Raisa é amiga querida, sempre preocupada com o bem-estar de quem está a sua volta.
Profissional de saúde e ativista, ajudou a criar o Zap da Saúde, serviço voluntário que dá orientações sobre Covid em comunidades. Sua mãe, dona Roseane, era professora da rede pública em São Paulo. Com a decisão de volta às aulas presenciais, em fevereiro, retornou à escola. Foi contaminada e, em poucos dias, morreu. Soubemos depois que havia transmitido o vírus ao marido, seu Lucio, que tragicamente também não resistiu. Raisa perdeu pai e mãe na carnificina de março. Não pude ainda abraçá-la.

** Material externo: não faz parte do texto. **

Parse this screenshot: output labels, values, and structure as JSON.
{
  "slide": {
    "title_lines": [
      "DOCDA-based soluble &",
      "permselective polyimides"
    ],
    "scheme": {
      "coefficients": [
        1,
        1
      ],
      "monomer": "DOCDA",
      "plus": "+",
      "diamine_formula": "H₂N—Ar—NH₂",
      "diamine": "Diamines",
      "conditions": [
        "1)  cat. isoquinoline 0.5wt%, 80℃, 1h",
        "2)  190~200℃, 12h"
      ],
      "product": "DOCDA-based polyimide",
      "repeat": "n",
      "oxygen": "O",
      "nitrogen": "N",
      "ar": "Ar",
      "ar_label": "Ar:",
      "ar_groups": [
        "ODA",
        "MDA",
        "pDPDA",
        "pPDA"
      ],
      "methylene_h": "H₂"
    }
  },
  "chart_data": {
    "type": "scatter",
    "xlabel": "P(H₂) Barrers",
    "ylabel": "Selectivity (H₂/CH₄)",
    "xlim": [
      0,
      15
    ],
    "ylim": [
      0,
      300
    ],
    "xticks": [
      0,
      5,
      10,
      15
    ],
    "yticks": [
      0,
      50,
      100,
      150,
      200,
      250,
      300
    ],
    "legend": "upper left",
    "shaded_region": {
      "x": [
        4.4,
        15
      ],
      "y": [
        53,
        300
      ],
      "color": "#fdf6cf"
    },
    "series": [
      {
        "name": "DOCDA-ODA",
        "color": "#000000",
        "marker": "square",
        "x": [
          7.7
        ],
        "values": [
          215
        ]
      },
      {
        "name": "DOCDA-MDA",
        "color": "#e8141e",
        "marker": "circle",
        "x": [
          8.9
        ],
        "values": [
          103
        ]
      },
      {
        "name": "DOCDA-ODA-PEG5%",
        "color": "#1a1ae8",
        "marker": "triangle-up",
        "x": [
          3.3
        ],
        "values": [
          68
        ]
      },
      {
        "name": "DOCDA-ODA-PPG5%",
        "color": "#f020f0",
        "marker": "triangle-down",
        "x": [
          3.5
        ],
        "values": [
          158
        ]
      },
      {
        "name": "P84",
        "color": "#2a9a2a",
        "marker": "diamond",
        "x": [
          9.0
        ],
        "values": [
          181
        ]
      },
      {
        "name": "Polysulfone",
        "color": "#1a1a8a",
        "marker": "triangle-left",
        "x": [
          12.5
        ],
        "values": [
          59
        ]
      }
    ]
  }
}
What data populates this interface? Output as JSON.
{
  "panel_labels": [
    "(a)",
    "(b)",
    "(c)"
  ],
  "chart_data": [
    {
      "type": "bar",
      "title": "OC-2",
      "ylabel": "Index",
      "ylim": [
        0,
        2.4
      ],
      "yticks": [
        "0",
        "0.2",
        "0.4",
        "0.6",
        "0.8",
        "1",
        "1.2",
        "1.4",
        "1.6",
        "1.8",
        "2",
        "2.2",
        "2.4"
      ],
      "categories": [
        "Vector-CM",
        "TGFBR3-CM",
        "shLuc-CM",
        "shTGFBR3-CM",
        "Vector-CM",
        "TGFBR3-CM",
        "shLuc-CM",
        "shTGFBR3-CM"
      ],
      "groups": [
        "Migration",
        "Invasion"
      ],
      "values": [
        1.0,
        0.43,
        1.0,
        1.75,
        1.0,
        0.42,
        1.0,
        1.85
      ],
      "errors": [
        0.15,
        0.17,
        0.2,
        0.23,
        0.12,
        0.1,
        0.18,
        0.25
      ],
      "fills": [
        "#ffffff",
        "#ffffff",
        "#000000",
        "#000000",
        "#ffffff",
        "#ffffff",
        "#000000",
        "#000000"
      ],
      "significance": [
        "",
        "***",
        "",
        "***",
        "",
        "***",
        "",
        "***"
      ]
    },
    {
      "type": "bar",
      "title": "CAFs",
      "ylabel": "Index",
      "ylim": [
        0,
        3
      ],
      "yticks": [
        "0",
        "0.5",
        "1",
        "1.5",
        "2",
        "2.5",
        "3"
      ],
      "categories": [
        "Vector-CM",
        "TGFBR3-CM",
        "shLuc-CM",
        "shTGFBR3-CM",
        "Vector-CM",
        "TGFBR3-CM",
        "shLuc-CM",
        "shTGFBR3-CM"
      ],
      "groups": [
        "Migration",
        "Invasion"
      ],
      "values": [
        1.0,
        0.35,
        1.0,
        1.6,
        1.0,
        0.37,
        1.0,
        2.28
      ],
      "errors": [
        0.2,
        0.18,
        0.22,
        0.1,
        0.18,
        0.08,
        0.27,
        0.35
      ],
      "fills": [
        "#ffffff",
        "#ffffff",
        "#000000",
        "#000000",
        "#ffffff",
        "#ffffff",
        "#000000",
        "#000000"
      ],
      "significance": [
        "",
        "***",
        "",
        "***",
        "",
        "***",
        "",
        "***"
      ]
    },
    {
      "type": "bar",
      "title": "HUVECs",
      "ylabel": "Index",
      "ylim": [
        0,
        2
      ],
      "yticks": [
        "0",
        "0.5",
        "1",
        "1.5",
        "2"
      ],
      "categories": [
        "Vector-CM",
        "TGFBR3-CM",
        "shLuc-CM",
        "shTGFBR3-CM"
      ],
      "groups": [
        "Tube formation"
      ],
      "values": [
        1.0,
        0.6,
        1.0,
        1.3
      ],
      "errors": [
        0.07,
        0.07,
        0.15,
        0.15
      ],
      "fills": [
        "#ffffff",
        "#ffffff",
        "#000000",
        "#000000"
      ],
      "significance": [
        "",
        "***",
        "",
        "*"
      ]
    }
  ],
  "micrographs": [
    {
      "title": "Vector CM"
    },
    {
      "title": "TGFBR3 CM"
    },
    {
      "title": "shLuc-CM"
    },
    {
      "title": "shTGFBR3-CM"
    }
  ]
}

Faço com esta coluna.
Lamentavelmente, o caso de dona Roseane não foi único. A Apeoesp (Sindicato dos Professores do Estado) identificou 2.347 pessoas contaminadas, 1.071 escolas com foco de contágio e 60 mortes entre profissionais e alunos após o retorno às aulas no estado. Nesses números não estão os casos de transmissão familiar.
As crianças têm menos incidência de casos graves, mas, em casa, frequentemente vivem com os avós, mais vulneráveis ao vírus. Diante desse quadro, profissionais da educação organizaram uma justa greve pela vida, contra o retorno às aulas sem segurança.

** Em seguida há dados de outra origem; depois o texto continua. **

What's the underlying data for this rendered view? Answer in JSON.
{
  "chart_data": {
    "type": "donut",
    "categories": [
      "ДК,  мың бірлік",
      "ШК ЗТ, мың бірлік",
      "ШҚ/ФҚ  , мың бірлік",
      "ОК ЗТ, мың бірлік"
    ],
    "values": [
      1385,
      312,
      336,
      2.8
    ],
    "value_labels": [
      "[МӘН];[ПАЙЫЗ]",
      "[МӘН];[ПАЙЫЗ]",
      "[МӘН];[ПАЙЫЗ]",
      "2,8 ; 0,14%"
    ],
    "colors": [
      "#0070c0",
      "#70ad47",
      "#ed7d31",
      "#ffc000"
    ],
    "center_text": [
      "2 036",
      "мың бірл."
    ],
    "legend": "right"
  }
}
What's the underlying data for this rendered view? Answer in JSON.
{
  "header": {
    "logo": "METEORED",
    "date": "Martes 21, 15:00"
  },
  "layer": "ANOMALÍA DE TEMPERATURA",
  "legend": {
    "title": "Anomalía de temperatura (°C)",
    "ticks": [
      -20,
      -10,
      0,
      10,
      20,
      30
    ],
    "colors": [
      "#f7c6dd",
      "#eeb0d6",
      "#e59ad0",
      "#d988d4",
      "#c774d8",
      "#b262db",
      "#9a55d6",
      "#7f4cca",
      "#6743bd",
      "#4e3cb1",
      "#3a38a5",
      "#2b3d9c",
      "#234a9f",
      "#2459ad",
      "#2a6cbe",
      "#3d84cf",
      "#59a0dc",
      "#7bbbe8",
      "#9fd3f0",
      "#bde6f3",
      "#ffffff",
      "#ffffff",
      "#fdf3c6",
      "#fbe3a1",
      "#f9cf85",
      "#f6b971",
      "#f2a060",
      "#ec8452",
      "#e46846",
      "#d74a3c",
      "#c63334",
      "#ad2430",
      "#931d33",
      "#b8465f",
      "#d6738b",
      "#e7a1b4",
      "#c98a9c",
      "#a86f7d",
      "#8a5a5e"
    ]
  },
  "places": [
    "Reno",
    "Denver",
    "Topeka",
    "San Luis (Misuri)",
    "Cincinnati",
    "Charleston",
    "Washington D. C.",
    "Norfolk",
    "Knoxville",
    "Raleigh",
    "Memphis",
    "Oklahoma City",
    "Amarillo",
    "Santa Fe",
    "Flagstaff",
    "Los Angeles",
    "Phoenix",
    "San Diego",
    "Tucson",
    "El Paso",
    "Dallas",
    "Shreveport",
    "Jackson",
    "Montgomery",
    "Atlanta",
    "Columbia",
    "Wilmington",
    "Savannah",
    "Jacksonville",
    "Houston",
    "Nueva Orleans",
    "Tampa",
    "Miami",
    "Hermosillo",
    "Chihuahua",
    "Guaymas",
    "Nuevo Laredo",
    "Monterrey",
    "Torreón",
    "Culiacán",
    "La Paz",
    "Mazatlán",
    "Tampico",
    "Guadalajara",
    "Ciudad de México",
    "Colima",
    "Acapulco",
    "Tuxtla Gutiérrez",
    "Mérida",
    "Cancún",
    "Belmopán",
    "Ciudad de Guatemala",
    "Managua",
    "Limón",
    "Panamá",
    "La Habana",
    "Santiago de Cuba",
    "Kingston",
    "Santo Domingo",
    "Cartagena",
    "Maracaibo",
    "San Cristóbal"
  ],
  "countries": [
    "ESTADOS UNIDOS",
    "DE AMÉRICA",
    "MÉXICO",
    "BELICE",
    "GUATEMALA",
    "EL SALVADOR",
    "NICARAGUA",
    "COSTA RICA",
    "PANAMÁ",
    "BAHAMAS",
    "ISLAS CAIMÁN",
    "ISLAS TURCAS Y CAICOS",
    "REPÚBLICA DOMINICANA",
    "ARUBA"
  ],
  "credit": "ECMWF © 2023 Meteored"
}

O debate sobre educação na pandemia está ocorrendo no mundo todo e é polêmico. As consequências pedagógicas e psicológicas para as crianças são reais.
Como professor e pai de duas crianças, acompanho diariamente as dificuldades do ensino à distância. Vi minhas filhas retrocederem na habilidade de leitura e em operações matemáticas em 2020, por mais que eu e a Natália estejamos atentos a isso. Sem falar na ampliação das desigualdades educacionais: por falta de condições de acesso, milhões de estudantes estão sem qualquer tipo de aula desde o início da pandemia. E, para muitos, a merenda escolar era a principal refeição.
Mas uma coisa é certa: a solução não é arriscar a vida de professores, alunos e familiares, no pico da pandemia, com uma volta às aulas insegura.
Para reduzir as desigualdades, o governo deveria ter assegurado equipamentos e pacotes de internet a todos os estudantes que necessitam, como feito em outros países. Deveria ter entregado cestas básicas às famílias, compensando a falta da merenda. Para oferecer retorno seguro, deveria adaptar as escolas, garantindo mais ventilação, salas com menos alunos e condições de higiene adequadas. Difícil acreditar, mas 26% das escolas do país não têm nem água encanada. E, acima de tudo, não há retorno possível sem a vacinação dos profissionais da educação.
A tragédia familiar da minha amiga Raisa é devastadora e simbólica. Educação e vida não podem estar em trincheiras opostas.